Re-scan after a CMS migration, framework upgrade, or rendering-strategy change. SPA migrations are the most common cause of overnight score drops.
Common questions
- How accurate is the score? The score reflects what AI bots can mechanically observe — robots.txt rules, JSON-LD presence, server-rendered content. It doesn't measure content quality or topical authority. A high score is necessary, not sufficient, for AI citation.
- Why is my React/Vue SPA scored low when my content is excellent? AI training crawlers fetch HTML over a basic HTTP request. They don't run JavaScript. If your content renders client-side, the bot sees an empty <div id="root"></div>. Server-side rendering, static generation, or pre-rendering fixes this — the rest of your stack can stay.
- Is my scan stored? Anonymous scans are cached for 24 hours to reduce load on your domain. They aren't associated with your IP or identity. Signed-in users get persistent scan history saved to their account.
- How often should I re-scan?

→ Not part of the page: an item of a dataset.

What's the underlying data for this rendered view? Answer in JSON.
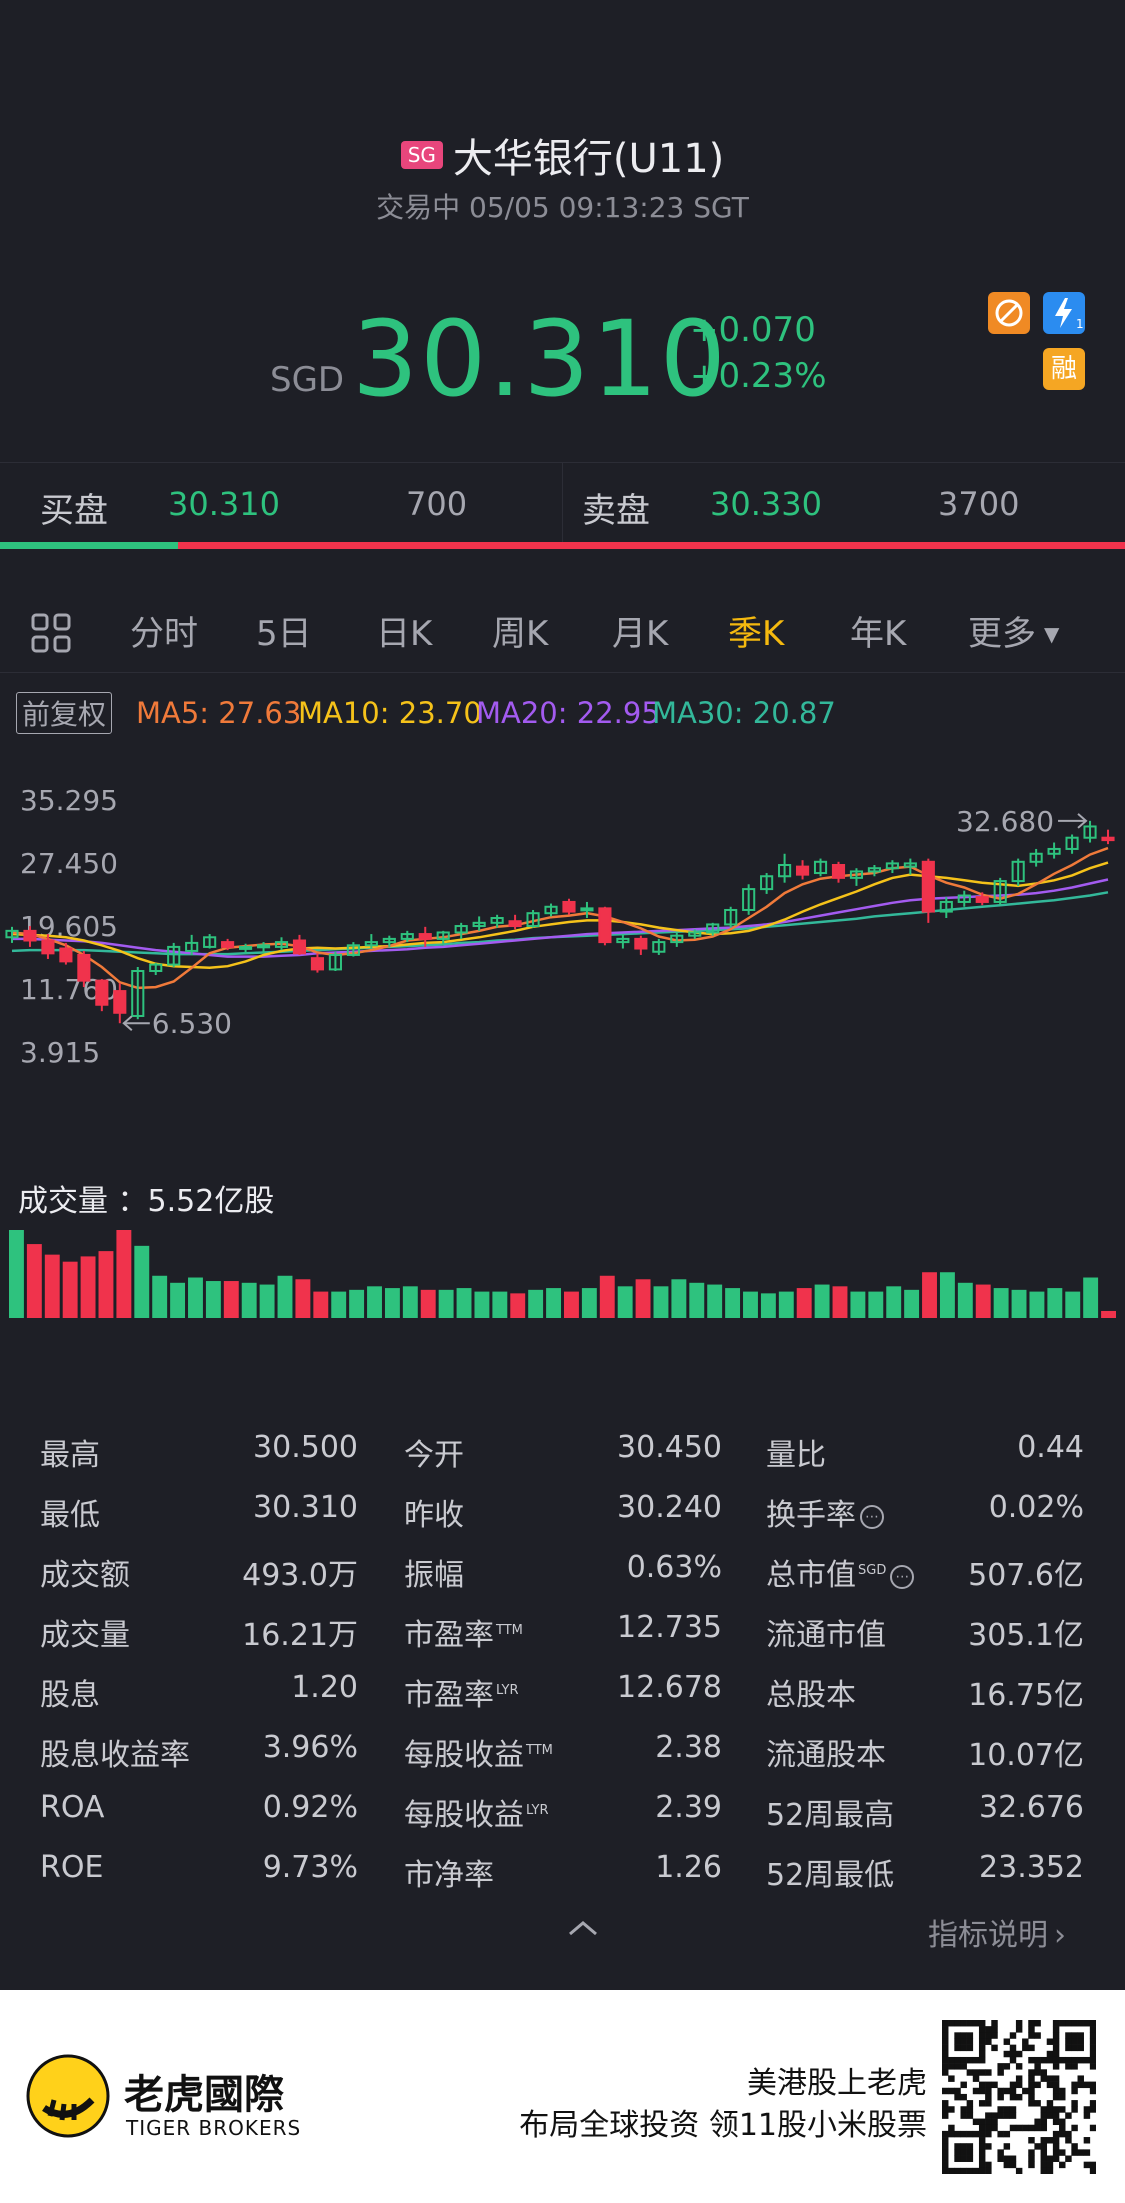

Quarterly for established sites; after every major content or framework release for active projects. New AI bots emerge frequently — the catalogue we test against grows roughly every quarter.
- Should I block AI training crawlers? That's a content-licensing decision, not a technical one. Blocking GPTBot won't remove you from ChatGPT search (that's ChatGPT-User), and won't affect Google. Decide per-bot, per-class, based on your content strategy.
- What's the difference between training bots and search bots? Training bots (GPTBot, ClaudeBot, Google-Extended) crawl to build model weights, shaping future model versions. Search bots (OAI-SearchBot, PerplexityBot, ChatGPT-User) crawl at query time to ground a live answer. Most sites benefit from allowing search bots even when restricting training bots.
- Can I run this in CI? Yes — hit the JSON API and assert on `score` or specific check fields. Fail the build if a regression is detected. Free tier is rate-limited; for high-volume CI use, request an API key.
- What's coming next? A 'citation-first' scoring strategy that weights llms.txt and structured data more heavily, separate scores per language/region, and a diff view so you can see exactly what changed between scans.